Les instances de normalisation ont le plus souvent un
statut d’ONG internationale si ce n’est d’entreprise sans but lucratif et un
mode de fonctionnement s’apparentant à la gouvernance. Celles de l’ISO (International Standard
Organisation : Organisation internationale de normalisation)
concernant les technologies pour l’éducation, la formation et l’apprentissage,
à savoir le sous-comité 36 (ISO/JTC1/SC36 : International Standard
Organisation/Joint Technical Committee 1/Sub-committee 36, Sous-comité 36
du Comité Joint Technique Commun 1 de l’Organisation internationale de
normalisation), sont en train de préparer les futures normes qui permettront
l'interopérabilité des applications et la compatibilité des plates-formes,
donnant ainsi sur le papier plus de choix à l’utilisateur final, assuré d’un
certain niveau de qualité et de service. Pour le moment, seuls les pays les
plus riches sont représentés au sein du SC36, pour la bonne raison qu’ils ont
déjà une réflexion au niveau national dans ce domaine ou du moins s’y
intéressent. Les Etats-Unis, le Royaume Uni, le Canada, l’Australie, le Japon,
l’Allemagne, la France, la Hollande, le Danemark, la Norvège, la Finlande,
l’Irlande, sont les pays les plus actifs par l’intermédiaire de leurs
représentants nationaux, ainsi que la Chine, l’Ukraine, la Corée du Sud.
Ces instances abritent en leur sein des experts qui prennent
des décisions et entendent représenter à la fois les intérêts des utilisateurs
et des industriels concernés, sous couvert de mandats nationaux.
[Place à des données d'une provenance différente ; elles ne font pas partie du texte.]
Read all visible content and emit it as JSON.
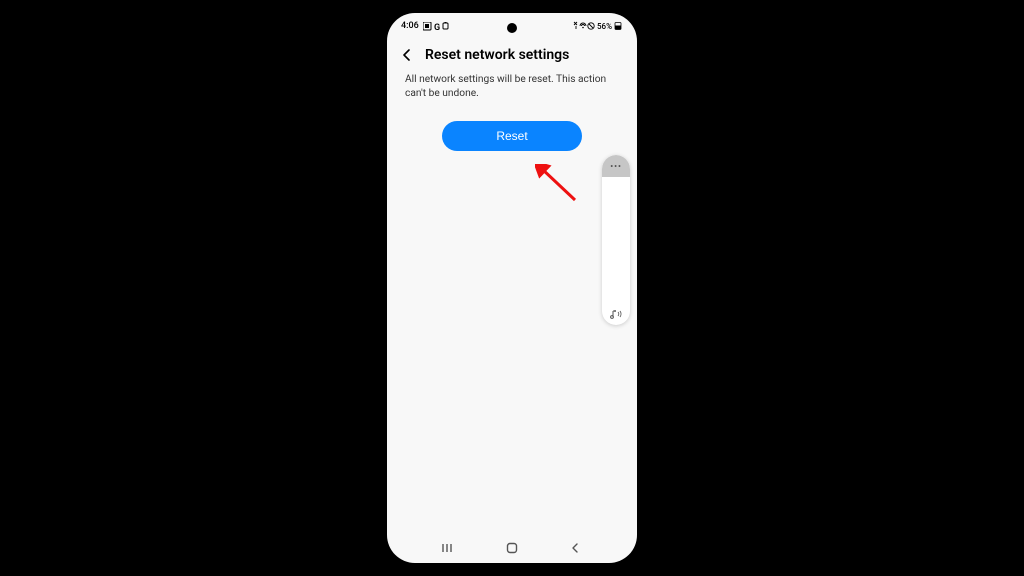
{
  "statusbar": {
    "time": "4:06",
    "left_icons": "▣ G ◯",
    "right_text": "56%",
    "right_icons": "✂ ⊗ ▲"
  },
  "header": {
    "title": "Reset network settings"
  },
  "body": {
    "description": "All network settings will be reset. This action can't be undone."
  },
  "actions": {
    "reset_label": "Reset"
  },
  "volume": {
    "more_label": "•••",
    "sound_icon": "♪)"
  }
}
La conséquence
est la promulgation de normes fréquemment d’un niveau de description très
général, permettant d’inclure des aspects propriétaires par défaut, difficiles
à mettre en œuvre à cause d’une documentation compliquée, avec des coûts
importants de développement pour mise à niveau des produits candidats à la
certification, avec comme résultat fréquent la validation de normes
industrielles de facto ou un retard constant sur l’évolution du marché.
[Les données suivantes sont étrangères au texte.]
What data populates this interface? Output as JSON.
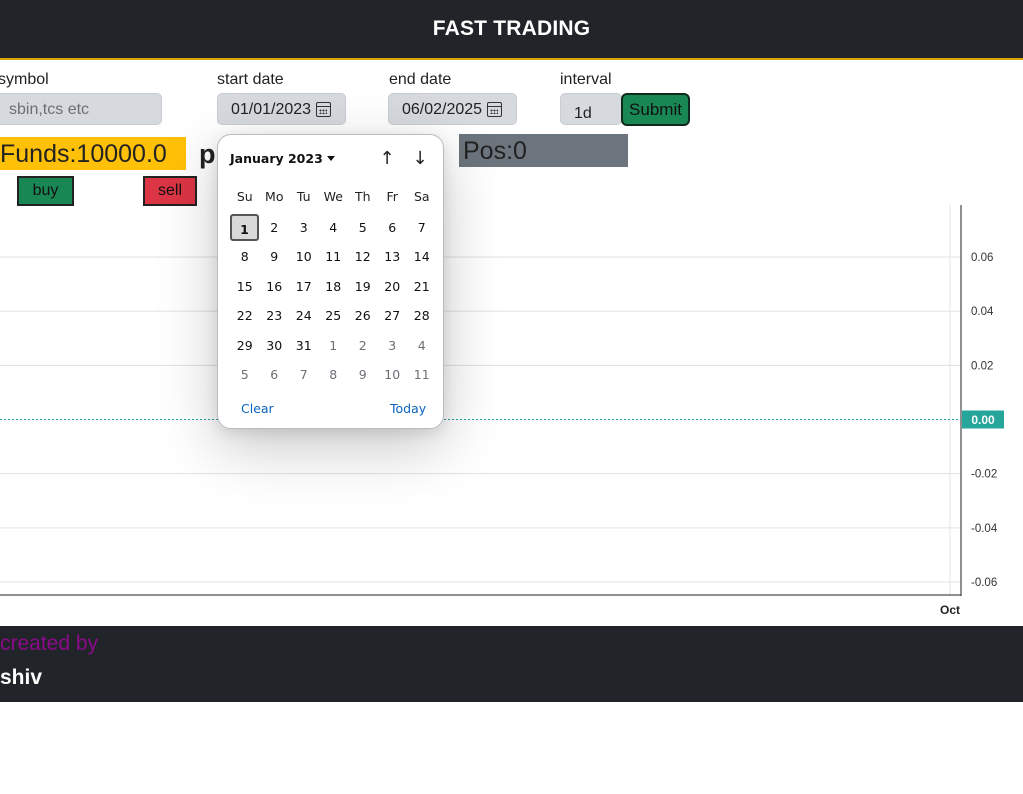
{
  "header": {
    "title": "FAST TRADING"
  },
  "form": {
    "symbol_label": "symbol",
    "symbol_placeholder": "sbin,tcs etc",
    "start_label": "start date",
    "start_value": "01/01/2023",
    "end_label": "end date",
    "end_value": "06/02/2025",
    "interval_label": "interval",
    "interval_value": "1d",
    "submit_label": "Submit"
  },
  "account": {
    "funds": "Funds:10000.0",
    "pnl_fragment": "p",
    "position": "Pos:0",
    "buy_label": "buy",
    "sell_label": "sell"
  },
  "datepicker": {
    "month_label": "January 2023",
    "weekdays": [
      "Su",
      "Mo",
      "Tu",
      "We",
      "Th",
      "Fr",
      "Sa"
    ],
    "weeks": [
      [
        "1",
        "2",
        "3",
        "4",
        "5",
        "6",
        "7"
      ],
      [
        "8",
        "9",
        "10",
        "11",
        "12",
        "13",
        "14"
      ],
      [
        "15",
        "16",
        "17",
        "18",
        "19",
        "20",
        "21"
      ],
      [
        "22",
        "23",
        "24",
        "25",
        "26",
        "27",
        "28"
      ],
      [
        "29",
        "30",
        "31",
        "1",
        "2",
        "3",
        "4"
      ],
      [
        "5",
        "6",
        "7",
        "8",
        "9",
        "10",
        "11"
      ]
    ],
    "selected_day": "1",
    "clear_label": "Clear",
    "today_label": "Today"
  },
  "chart_data": {
    "type": "line",
    "title": "",
    "xlabel": "",
    "ylabel": "",
    "x_ticks": [
      "Oct"
    ],
    "y_ticks": [
      0.06,
      0.04,
      0.02,
      0.0,
      -0.02,
      -0.04,
      -0.06
    ],
    "ylim": [
      -0.06,
      0.06
    ],
    "current_value_label": "0.00",
    "series": [],
    "grid": true,
    "colors": {
      "price_line": "#26a69a",
      "grid": "#e0e0e0",
      "axis": "#222222"
    }
  },
  "footer": {
    "created_by": "created by",
    "author": "shiv"
  },
  "colors": {
    "header_bg": "#212529",
    "accent": "#ffc107",
    "buy": "#198754",
    "sell": "#dc3545",
    "pos_bg": "#6c757d",
    "created_by": "#8a0a8a"
  }
}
La Commission européenne considérant
les normes comme un moyen de régulation du processus de globalisation, a chargé
le CEN (Comité Européen de Normalisation) d’harmoniser les politiques
européennes en la matière. L’atelier du CEN traitant des questions de
normalisation pour l’apprentissage en ligne (CEN ISSS LT) publie des
recommandations à l’issue des travaux en cours. Les participants à ces groupes
se choisissent sur la base du volontariat. Il serait pourtant préférable qu’un
mode de représentativité soit élaboré de telle sorte que ces participants puissent
se faire l’écho non seulement des intérêts industriels mais aussi des
différents services ministériels nationaux et de la société civile. Sinon, la
recherche d’adéquation entre normes internationales, européennes et nationales
se fera selon une approche dictée par les intérêts commerciaux dominants au
sein de l’Union Européenne. Des distorsions évidentes sont visibles entre pays
avancés dans leur réflexion à ce sujet tels que le Royaume Uni et d’une manière
générale l’Europe du Nord par rapport à l’Europe du Sud.
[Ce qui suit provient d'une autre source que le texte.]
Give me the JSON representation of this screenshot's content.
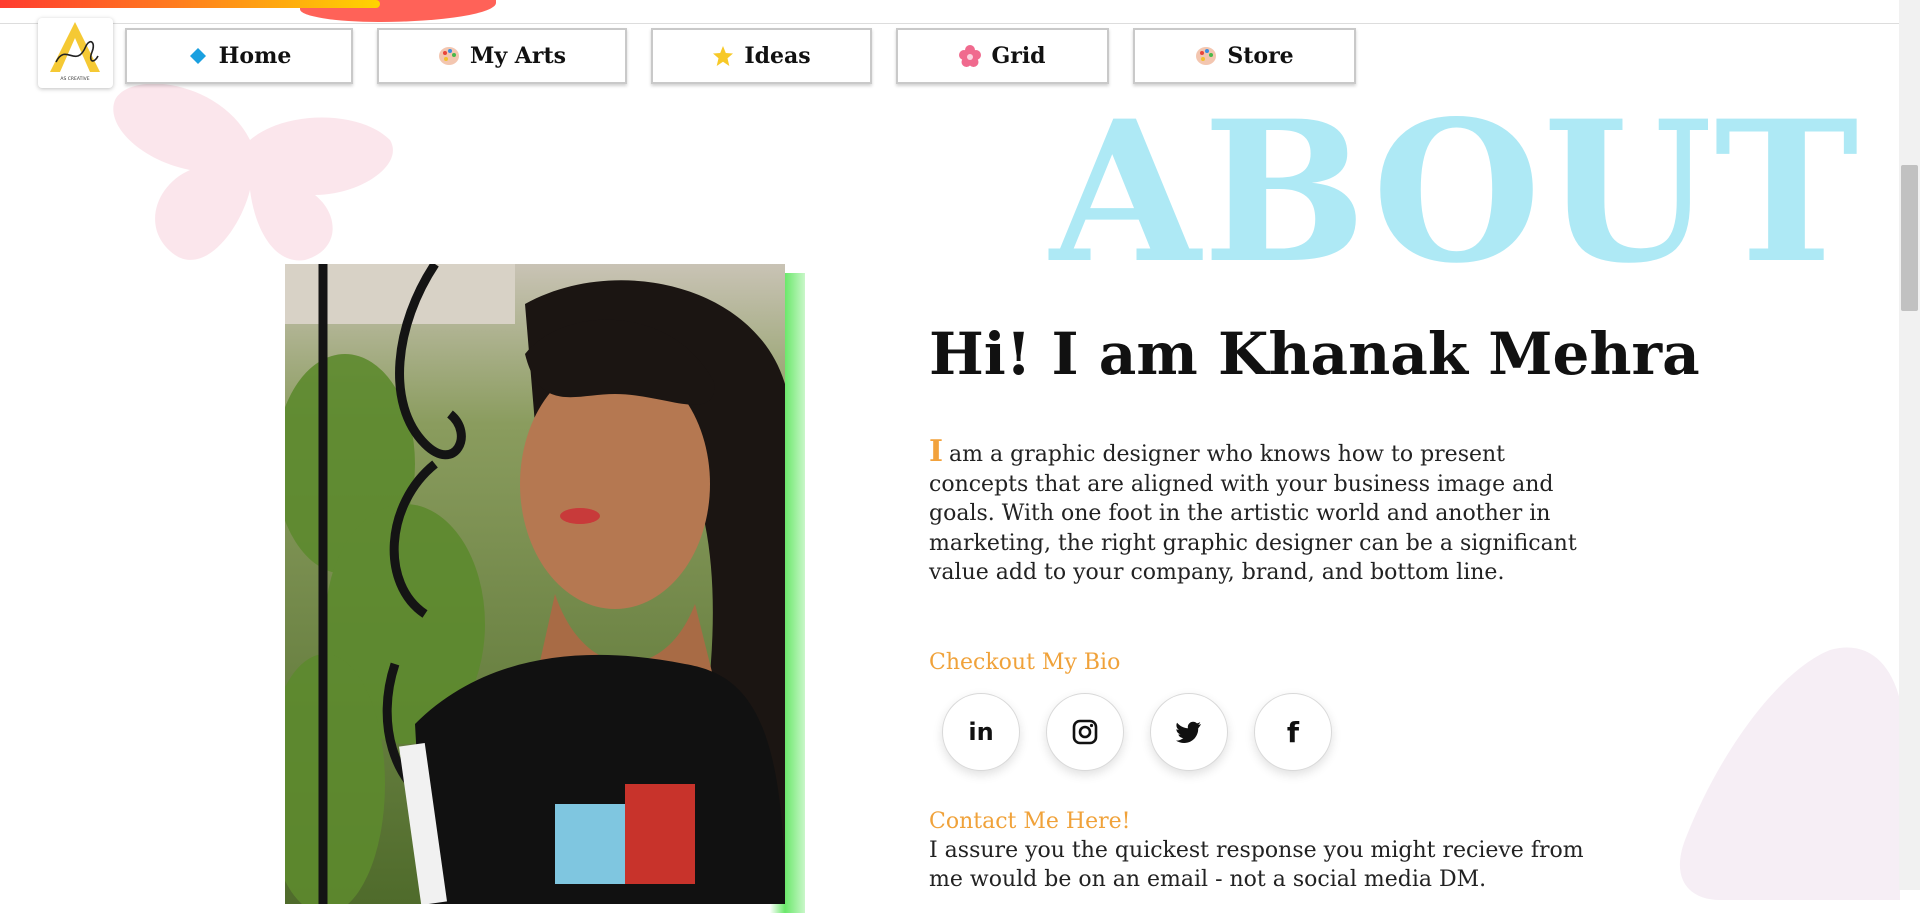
{
  "scroll_progress_fraction": 0.2,
  "logo": {
    "icon": "artful-creative-logo",
    "accent": "#f5c934",
    "text": "Artful AS CREATIVE"
  },
  "nav": {
    "items": [
      {
        "label": "Home",
        "icon": "blue-diamond-icon"
      },
      {
        "label": "My Arts",
        "icon": "palette-icon"
      },
      {
        "label": "Ideas",
        "icon": "star-icon"
      },
      {
        "label": "Grid",
        "icon": "flower-icon"
      },
      {
        "label": "Store",
        "icon": "palette-icon"
      }
    ]
  },
  "about": {
    "heading": "ABOUT",
    "greeting": "Hi! I am Khanak Mehra",
    "bio_dropcap": "I",
    "bio_rest": "am a graphic designer who knows how to present concepts that are aligned with your business image and goals. With one foot in the artistic world and another in marketing, the right graphic designer can be a significant value add to your company, brand, and bottom line.",
    "bio_link_label": "Checkout My Bio",
    "social": [
      {
        "label": "in",
        "icon": "linkedin-icon"
      },
      {
        "label": "",
        "icon": "instagram-icon"
      },
      {
        "label": "",
        "icon": "twitter-icon"
      },
      {
        "label": "f",
        "icon": "facebook-icon"
      }
    ],
    "contact_label": "Contact Me Here!",
    "contact_text": "I assure you the quickest response you might recieve from me would be on an email - not a social media DM."
  },
  "colors": {
    "heading": "#aee9f5",
    "accent": "#f0a23a",
    "photo_edge": "#6be86b"
  }
}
La commission de normalisation
"technologies pour l'éducation, la formation et l’apprentissage",
ouverte à tout adhérent AFNOR (Association française de normalisation) est le
"miroir français" du sous-comité ISO SC36. Elle est constituée de
représentants issus du monde académique et scientifique, de l'industrie ainsi
que d'utilisateurs et est présidée par Jacques Perriault (Paris-X Nanterre)[1] . Des groupes de travail ont été constitués afin d’étudier les divers
dossiers ouverts à la négociation internationale de telle sorte qu’une position
française puisse à chaque fois être dégagée et défendue dans les réunions
plénières[2]. Des positions originales sont élaborées sur les différents chantiers
en cours, avec précisément comme préoccupations la défense des intérêts des
utilisateurs finaux et la volonté de définir les modalités de l’apprentissage
en ligne comme bien public international.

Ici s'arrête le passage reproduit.